Questions fréquentes

La caution peut-elle réclamer le remboursement après un effacement de dettes ?
Oui, la caution qui a payé le créancier avant l'effacement des dettes peut agir en remboursement contre les débiteurs principaux, car l'effacement ne concerne que les dettes envers le créancier, pas la dette de la caution.
Quels sont les droits de la caution après avoir payé le créancier ?
La caution est subrogée dans les droits du créancier et peut poursuivre les débiteurs principaux en remboursement des sommes payées, avec intérêts au taux légal à compter de la mise en demeure.
Le plan de surendettement efface-t-il la dette envers la caution ?
Non, le plan de surendettement efface les dettes envers le créancier initial, mais n'efface pas la dette de remboursement envers la caution qui a payé, car celle-ci est subrogée dans les droits du créancier.
Puis-je être poursuivi par la caution après un effacement de dettes ?
Oui, si la caution a payé le créancier avant l'effacement, elle peut vous poursuivre en remboursement.
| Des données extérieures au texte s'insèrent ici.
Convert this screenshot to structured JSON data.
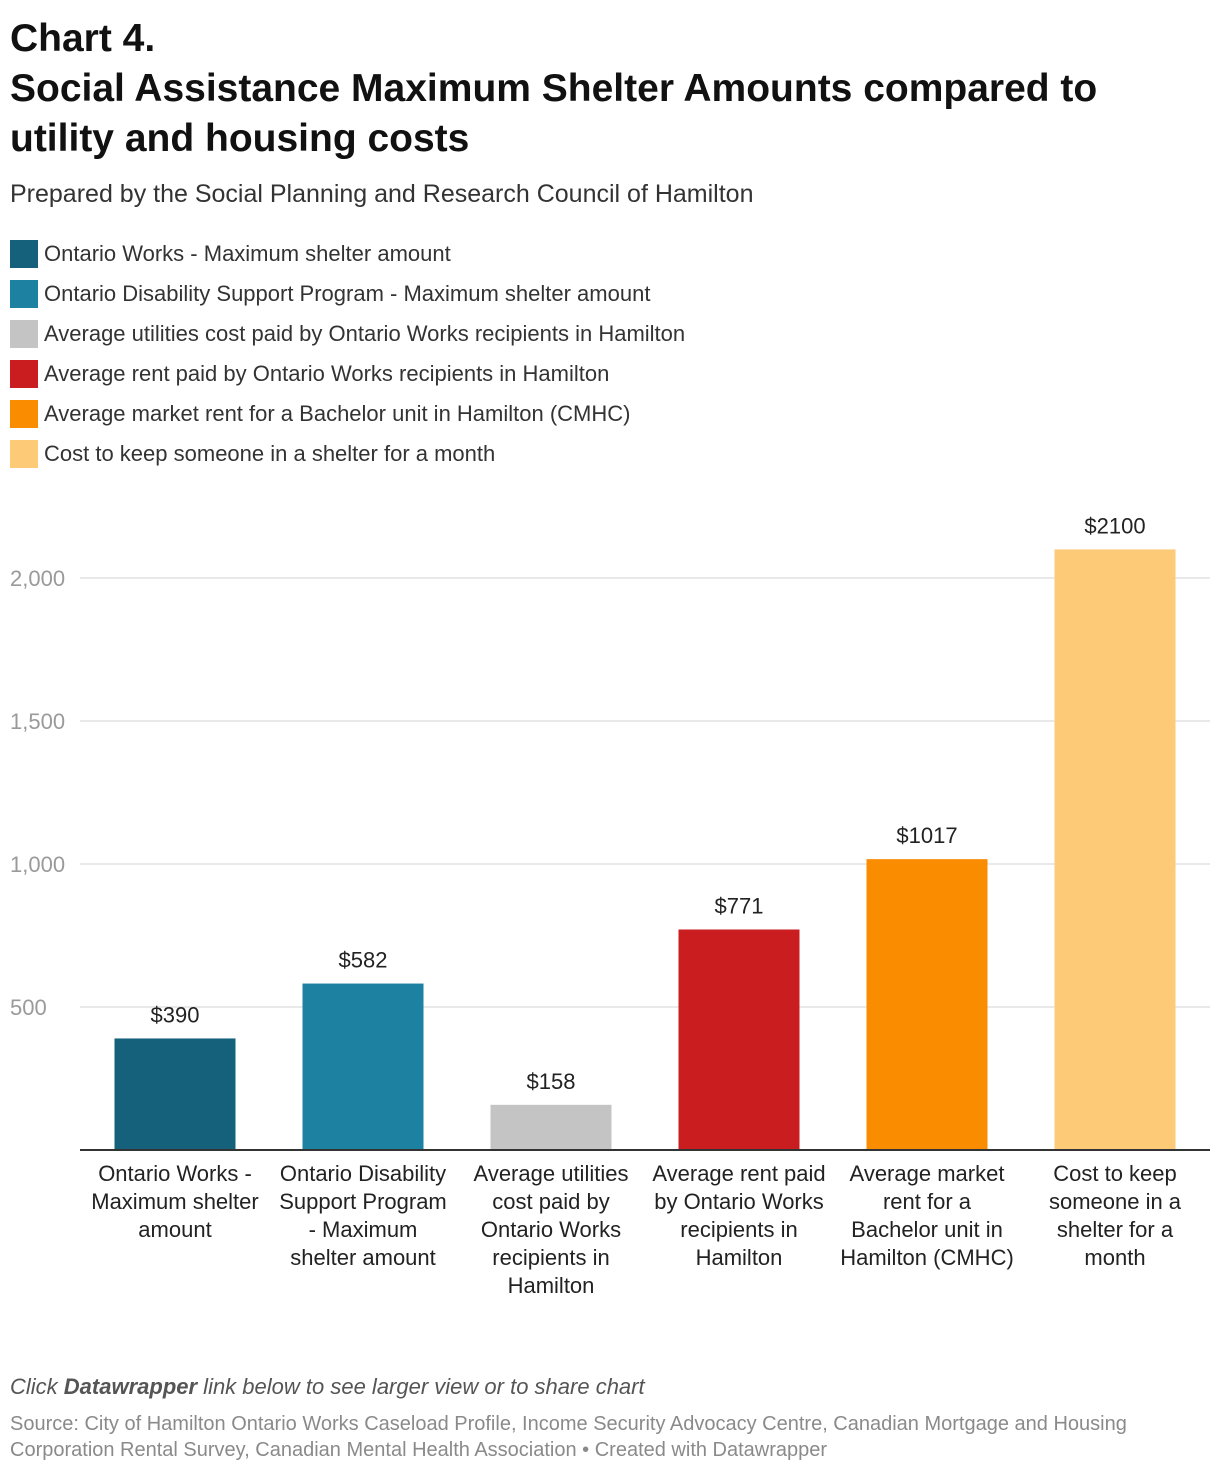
{
  "header": {
    "title_line1": "Chart 4.",
    "title_line2": "Social Assistance Maximum Shelter Amounts compared to utility and housing costs",
    "subtitle": "Prepared by the Social Planning and Research Council of Hamilton"
  },
  "chart_data": {
    "type": "bar",
    "categories": [
      "Ontario Works - Maximum shelter amount",
      "Ontario Disability Support Program - Maximum shelter amount",
      "Average utilities cost paid by Ontario Works recipients in Hamilton",
      "Average rent paid by Ontario Works recipients in Hamilton",
      "Average market rent for a Bachelor unit in Hamilton (CMHC)",
      "Cost to keep someone in a shelter for a month"
    ],
    "values": [
      390,
      582,
      158,
      771,
      1017,
      2100
    ],
    "data_labels": [
      "$390",
      "$582",
      "$158",
      "$771",
      "$1017",
      "$2100"
    ],
    "colors": [
      "#15607a",
      "#1d81a2",
      "#c4c4c4",
      "#c91d20",
      "#fa8c00",
      "#fdca78"
    ],
    "legend": [
      "Ontario Works - Maximum shelter amount",
      "Ontario Disability Support Program - Maximum shelter amount",
      "Average utilities cost paid by Ontario Works recipients in Hamilton",
      "Average rent paid by Ontario Works recipients in Hamilton",
      "Average market rent for a Bachelor unit in Hamilton (CMHC)",
      "Cost to keep someone in a shelter for a month"
    ],
    "yticks": [
      500,
      1000,
      1500,
      2000
    ],
    "ytick_labels": [
      "500",
      "1,000",
      "1,500",
      "2,000"
    ],
    "ylim": [
      0,
      2100
    ],
    "grid": true,
    "legend_position": "top-left",
    "xlabel": "",
    "ylabel": ""
  },
  "footer": {
    "note_prefix": "Click ",
    "note_bold": "Datawrapper",
    "note_suffix": " link below to see larger view or to share chart",
    "source": "Source: City of Hamilton Ontario Works Caseload Profile, Income Security Advocacy Centre, Canadian Mortgage and Housing Corporation Rental Survey, Canadian Mental Health Association • Created with Datawrapper"
  }
}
Dans cette affaire, les débiteurs ont été condamnés à payer 113 540,60 € à la caution.
Qu'est-ce que la subrogation dans le cadre d'un cautionnement ?
La subrogation permet à la caution qui a payé le créancier de se substituer à lui et d'exercer les mêmes actions contre le débiteur principal, notamment en remboursement des sommes versées.
Comment la caution peut-elle récupérer les sommes payées ?
La caution peut assigner les débiteurs en justice pour obtenir leur condamnation au paiement des sommes versées, augmentées des intérêts au taux légal, comme dans cette affaire où la caution a obtenu gain de cause.